What is Quinoa & How To Cook It

Quinoa (pronounced ‘keen­wah’ if you’re pernickety about these things) is actually a seed but is generally considered a whole grain and is prepared in a similar way (think barley or rice).  It has traditionally been grown and eaten by the indigenous people of the Andes region of South America for thousands of years, with Peru, Ecuador and Bolivia being the major producers. In recent years, quinoa has gained prominence in the U.S. Europe, Australia and Japan for three main reasons:­

  • It is gluten free and can be used as a substitute carb food for those pursuing a wheat free diet.
  • It’s a ‘superfood’ – whilst superfood is a marketing term with little nutritional meaning quinoa is nutritionally ‘intense’ with the United Nations declaring 2013 the ‘International year of Quinoa . It is thought of as a wholegrain so it is high in fibre – another essential element of a healthy diet.
  • It is a complete protein as, although it isn’t particularly high in protein, it contains all nine essential amino acids the human body cannot manufacture itself, which makes it ideal for vegetarians and vegans who can struggle to include them in their diet.

Quinoa is grown in traditional white – the one most commonly found in supermarkets, red – crunchier and slightly more bitter in flavour, and black – harder to cultivate and not commonly available in the UK ­ varieties. Health food stores now stock quinoa flour and quinoa flakes which can be used in baking, although it isn’t advisable to cook regular recipes with solely quinoa flour – better to substitute some of the regular flour.
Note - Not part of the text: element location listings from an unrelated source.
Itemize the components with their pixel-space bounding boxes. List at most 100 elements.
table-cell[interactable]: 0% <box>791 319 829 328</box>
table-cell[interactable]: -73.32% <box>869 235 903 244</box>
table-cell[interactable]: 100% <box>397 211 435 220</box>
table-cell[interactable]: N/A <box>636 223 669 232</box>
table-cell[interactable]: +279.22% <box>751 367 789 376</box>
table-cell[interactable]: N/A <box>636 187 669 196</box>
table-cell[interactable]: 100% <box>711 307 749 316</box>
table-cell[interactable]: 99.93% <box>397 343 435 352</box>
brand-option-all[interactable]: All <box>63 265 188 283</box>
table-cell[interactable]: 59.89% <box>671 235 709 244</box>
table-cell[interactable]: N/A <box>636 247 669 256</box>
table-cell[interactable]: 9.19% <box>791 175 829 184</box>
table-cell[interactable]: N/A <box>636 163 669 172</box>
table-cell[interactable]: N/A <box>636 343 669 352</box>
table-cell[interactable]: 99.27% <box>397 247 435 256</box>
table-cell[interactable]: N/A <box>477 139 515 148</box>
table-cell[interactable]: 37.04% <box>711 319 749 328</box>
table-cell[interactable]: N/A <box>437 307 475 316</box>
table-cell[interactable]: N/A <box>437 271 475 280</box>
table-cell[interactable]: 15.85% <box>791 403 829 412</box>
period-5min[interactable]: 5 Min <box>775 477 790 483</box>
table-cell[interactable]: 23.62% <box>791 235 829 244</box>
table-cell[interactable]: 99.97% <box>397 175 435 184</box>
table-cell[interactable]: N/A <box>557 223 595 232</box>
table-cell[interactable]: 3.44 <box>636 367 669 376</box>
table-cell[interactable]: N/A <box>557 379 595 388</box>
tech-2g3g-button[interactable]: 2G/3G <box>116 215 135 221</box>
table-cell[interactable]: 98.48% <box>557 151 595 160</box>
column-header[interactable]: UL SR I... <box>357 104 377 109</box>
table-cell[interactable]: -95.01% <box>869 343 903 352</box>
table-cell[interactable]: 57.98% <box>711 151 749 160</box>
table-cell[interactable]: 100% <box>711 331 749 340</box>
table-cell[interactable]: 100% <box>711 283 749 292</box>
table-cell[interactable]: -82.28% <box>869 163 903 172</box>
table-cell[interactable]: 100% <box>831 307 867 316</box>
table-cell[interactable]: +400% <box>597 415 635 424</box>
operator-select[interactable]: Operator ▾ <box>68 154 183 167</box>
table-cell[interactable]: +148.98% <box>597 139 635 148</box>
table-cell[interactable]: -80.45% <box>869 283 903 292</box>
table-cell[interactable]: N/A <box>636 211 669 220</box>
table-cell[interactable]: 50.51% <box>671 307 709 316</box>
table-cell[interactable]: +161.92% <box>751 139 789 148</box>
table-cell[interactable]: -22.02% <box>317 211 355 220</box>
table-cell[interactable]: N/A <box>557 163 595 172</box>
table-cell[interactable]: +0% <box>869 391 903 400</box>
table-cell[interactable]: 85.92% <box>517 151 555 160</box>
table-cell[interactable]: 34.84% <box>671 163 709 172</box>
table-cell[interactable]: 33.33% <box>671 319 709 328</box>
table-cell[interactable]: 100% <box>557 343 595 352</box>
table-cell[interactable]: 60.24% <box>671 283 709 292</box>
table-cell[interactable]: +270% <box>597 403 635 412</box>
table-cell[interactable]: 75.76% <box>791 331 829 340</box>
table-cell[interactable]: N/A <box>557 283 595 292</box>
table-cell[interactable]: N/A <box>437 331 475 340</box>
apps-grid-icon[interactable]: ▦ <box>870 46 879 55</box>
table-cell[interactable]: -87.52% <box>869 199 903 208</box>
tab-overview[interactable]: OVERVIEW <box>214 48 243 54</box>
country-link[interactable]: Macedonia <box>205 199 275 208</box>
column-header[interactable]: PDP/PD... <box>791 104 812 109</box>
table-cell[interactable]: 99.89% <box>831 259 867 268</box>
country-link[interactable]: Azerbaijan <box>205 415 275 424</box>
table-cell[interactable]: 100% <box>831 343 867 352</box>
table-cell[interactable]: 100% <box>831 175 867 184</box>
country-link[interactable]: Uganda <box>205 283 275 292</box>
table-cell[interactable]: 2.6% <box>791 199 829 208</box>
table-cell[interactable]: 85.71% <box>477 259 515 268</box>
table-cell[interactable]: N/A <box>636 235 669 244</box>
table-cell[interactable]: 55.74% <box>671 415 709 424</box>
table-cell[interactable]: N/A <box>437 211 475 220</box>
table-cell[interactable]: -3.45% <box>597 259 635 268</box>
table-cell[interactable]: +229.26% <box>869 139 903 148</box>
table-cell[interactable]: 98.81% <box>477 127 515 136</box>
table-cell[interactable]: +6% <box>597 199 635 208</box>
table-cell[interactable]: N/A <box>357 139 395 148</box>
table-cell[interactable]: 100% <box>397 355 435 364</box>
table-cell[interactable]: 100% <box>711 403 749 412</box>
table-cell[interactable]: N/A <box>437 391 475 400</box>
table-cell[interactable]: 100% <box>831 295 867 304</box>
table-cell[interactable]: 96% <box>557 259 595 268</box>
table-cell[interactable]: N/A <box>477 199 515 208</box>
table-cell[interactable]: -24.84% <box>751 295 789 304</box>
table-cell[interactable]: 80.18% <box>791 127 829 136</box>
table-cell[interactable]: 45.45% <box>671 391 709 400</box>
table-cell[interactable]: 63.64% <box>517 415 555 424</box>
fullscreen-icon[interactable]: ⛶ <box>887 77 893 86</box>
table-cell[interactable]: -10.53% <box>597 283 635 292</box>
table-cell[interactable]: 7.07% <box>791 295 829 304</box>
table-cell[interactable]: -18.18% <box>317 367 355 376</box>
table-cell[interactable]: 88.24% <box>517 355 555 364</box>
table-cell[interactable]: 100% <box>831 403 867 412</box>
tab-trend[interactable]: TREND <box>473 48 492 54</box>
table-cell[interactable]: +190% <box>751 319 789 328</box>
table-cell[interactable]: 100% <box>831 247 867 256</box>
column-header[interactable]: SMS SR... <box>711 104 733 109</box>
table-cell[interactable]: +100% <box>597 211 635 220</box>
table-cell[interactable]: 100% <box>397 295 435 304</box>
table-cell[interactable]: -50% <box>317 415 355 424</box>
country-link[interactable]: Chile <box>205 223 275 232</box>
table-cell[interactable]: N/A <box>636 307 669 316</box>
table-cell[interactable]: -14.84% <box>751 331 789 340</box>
So now we know how good it is for us, how do we cook it??

Quinoa can be eaten on its own ­ cook in water or stock for 10 to 15 minutes, season and serve.  Or, with it’s mild, nutty flavour, it can be used as a substitute for rice in a salad – add a tin of drained flaked tuna, a finely chopped onion, chopped green and red peppers to cooked quinoa and season to taste.  It can be used in pilaf or biryani recipes too, just adjust cooking times accordingly.

Quinoa can be used like any other whole grain;

  • add a handful to soups where you would use barley,
  • Cook with milk (soya milk or similar if you are vegan) and serve with fresh fruit, honey, nuts and seeds as an alternative to porridge.

Like tofu, quinoa pairs well with other foods and flavours so can be used to supplement meat in burgers, meatballs, meatloaf etc, providing a protein boost whilst reducing saturated fat.

Swapping quinoa for pasta in macaroni cheese increases the protein and fibre content whilst still keeping the major cheese hit – great for children’s teatimes.

You can even add cooked quinoa to American style pancake recipes, swap for half the oats in

flapjacks and use in cookies.

There really is no end to the versatility of this ‘ancient grain’.